The study also revealed a proliferation of price plans within the sample countries reflecting increasing segmentation as the mobile data market moves out of the introductory phase and progresses through the growth phase towards maturity. In particular, Coleago’s observed the introduction of an increasing range of bundle sizes, and increasing prevalence of unlimited offerings, as well as the launch of micro-allowance prepay plans (e.g. 20 minute surf-time in France). Where mobile broadband is a relatively new offering unlimited offers are often used as a tool to achieve a “land grab” of mobile broadband users. However, in other markets more sophisticated traffic shaping pricing models are being developed. Coleago’s also observed:

• Weekend and evening plans (e.g. France).
• Home Zone offerings (e.g.
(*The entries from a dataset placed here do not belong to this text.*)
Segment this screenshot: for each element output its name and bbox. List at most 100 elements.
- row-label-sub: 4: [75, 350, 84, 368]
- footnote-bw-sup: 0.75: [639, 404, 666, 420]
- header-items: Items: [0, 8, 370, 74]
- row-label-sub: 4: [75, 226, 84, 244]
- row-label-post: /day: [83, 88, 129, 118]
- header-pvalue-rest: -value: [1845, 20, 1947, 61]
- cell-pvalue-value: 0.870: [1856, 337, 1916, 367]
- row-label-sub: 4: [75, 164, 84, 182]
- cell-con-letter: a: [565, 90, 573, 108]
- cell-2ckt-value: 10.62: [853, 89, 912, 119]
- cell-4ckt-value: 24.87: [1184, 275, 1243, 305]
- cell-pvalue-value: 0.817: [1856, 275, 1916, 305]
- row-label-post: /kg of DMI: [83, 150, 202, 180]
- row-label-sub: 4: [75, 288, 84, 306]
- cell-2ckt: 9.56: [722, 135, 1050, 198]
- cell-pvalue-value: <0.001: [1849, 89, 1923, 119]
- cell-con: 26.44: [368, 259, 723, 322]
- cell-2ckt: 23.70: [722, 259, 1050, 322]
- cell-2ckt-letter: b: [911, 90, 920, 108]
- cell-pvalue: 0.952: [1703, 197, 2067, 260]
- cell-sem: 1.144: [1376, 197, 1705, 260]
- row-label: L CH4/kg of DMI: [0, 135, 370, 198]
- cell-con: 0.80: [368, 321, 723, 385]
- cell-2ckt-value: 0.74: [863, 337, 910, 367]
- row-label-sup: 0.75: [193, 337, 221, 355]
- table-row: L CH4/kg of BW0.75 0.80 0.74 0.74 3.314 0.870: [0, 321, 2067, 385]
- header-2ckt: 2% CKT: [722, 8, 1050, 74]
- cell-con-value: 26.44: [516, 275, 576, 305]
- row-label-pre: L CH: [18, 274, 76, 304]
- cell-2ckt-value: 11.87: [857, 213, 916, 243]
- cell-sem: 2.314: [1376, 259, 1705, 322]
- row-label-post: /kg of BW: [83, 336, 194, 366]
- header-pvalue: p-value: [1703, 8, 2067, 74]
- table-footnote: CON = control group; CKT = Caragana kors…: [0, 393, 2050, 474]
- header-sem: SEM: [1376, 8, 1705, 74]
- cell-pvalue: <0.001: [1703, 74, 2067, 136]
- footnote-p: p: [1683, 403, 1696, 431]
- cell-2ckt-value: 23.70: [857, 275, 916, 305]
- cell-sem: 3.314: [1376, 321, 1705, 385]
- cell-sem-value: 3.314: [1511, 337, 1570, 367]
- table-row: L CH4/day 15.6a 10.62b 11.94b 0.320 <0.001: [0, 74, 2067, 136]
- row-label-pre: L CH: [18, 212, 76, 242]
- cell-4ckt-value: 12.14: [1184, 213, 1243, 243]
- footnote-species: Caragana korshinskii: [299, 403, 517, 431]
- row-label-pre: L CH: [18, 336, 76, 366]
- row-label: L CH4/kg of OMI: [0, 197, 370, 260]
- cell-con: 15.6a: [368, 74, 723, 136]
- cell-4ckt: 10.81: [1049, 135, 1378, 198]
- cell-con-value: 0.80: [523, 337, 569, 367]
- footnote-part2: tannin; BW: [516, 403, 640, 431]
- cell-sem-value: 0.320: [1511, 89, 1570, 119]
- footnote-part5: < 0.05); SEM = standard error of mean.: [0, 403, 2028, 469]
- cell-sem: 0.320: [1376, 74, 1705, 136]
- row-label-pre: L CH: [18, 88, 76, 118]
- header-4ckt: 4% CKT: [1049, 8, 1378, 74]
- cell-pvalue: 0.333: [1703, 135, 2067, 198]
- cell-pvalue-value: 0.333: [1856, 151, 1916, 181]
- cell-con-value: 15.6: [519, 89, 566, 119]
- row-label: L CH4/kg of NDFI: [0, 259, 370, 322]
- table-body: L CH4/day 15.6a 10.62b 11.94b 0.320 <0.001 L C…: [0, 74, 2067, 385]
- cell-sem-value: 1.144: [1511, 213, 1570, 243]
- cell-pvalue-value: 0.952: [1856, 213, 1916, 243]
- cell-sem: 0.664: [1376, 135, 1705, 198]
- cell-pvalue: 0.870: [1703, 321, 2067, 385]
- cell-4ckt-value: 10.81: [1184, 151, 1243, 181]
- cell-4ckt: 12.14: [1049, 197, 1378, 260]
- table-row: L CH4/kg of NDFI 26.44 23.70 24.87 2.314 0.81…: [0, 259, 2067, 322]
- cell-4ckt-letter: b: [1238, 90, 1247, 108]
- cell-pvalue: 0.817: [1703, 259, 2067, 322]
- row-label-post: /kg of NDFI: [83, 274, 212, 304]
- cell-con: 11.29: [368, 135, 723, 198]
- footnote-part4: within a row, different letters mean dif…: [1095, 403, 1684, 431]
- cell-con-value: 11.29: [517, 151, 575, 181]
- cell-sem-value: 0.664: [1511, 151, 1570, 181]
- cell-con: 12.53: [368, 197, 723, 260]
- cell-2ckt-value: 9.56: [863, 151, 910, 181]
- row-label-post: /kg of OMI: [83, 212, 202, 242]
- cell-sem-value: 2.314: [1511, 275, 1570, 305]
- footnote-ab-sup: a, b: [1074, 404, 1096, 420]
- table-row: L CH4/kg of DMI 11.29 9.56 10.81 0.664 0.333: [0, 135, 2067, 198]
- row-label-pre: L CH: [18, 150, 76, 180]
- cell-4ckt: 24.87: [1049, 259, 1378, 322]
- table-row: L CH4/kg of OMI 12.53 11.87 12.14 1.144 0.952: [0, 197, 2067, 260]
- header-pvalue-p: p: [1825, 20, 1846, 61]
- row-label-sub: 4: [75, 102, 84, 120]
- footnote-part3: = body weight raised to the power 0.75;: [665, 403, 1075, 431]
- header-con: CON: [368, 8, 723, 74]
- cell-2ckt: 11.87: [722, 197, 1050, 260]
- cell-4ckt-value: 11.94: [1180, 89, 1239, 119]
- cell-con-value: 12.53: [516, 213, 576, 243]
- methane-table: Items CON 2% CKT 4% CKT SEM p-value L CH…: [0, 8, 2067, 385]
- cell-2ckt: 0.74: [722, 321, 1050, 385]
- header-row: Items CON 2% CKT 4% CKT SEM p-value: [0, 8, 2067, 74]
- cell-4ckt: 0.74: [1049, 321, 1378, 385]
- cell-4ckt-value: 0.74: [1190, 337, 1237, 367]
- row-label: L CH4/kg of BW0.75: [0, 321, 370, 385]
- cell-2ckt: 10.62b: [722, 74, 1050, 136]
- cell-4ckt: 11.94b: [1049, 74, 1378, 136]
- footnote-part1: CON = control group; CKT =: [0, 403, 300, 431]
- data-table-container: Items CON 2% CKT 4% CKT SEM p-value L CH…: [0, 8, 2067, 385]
Portugal and Germany).
• Converged offerings (e.g. Portugal, Singapore, Hong Kong, Sweden).
• Plans with multi-user shared allowances (e.g. Australia, Sweden).
• Differentiated plans based on headline speeds.

In some markets an even more direct link between revenues and network capacity and speed are being established. In markets where HSPA+ has been launched there has been a move to pricing packages based on access speeds, with considerable premiums being charged for the 21Mbps service. In Singapore the 21Mbps product is charged at a 130% premium to the 7.2Mbps product and 500% premium to 1Mbps. Further examples can be seen in Portugal (e,g, Vodafone’s ‘Top’ versus ‘Max’ unlimited plans) and in France (e.g. SFR’s ‘Unlimited Pro’ versus ‘Unlimited’ plan).

As there is a finite amount of available and appropriate spectrum for mobile operators and financial and practical limitations to number of mobile base stations that can be built capacity constraints will be encountered unless measures are taken to shape mobile traffic. Many markets have already begun to re-establish the link between revenues and capacity which de-coupled dramatically when mobile broadband went mass market.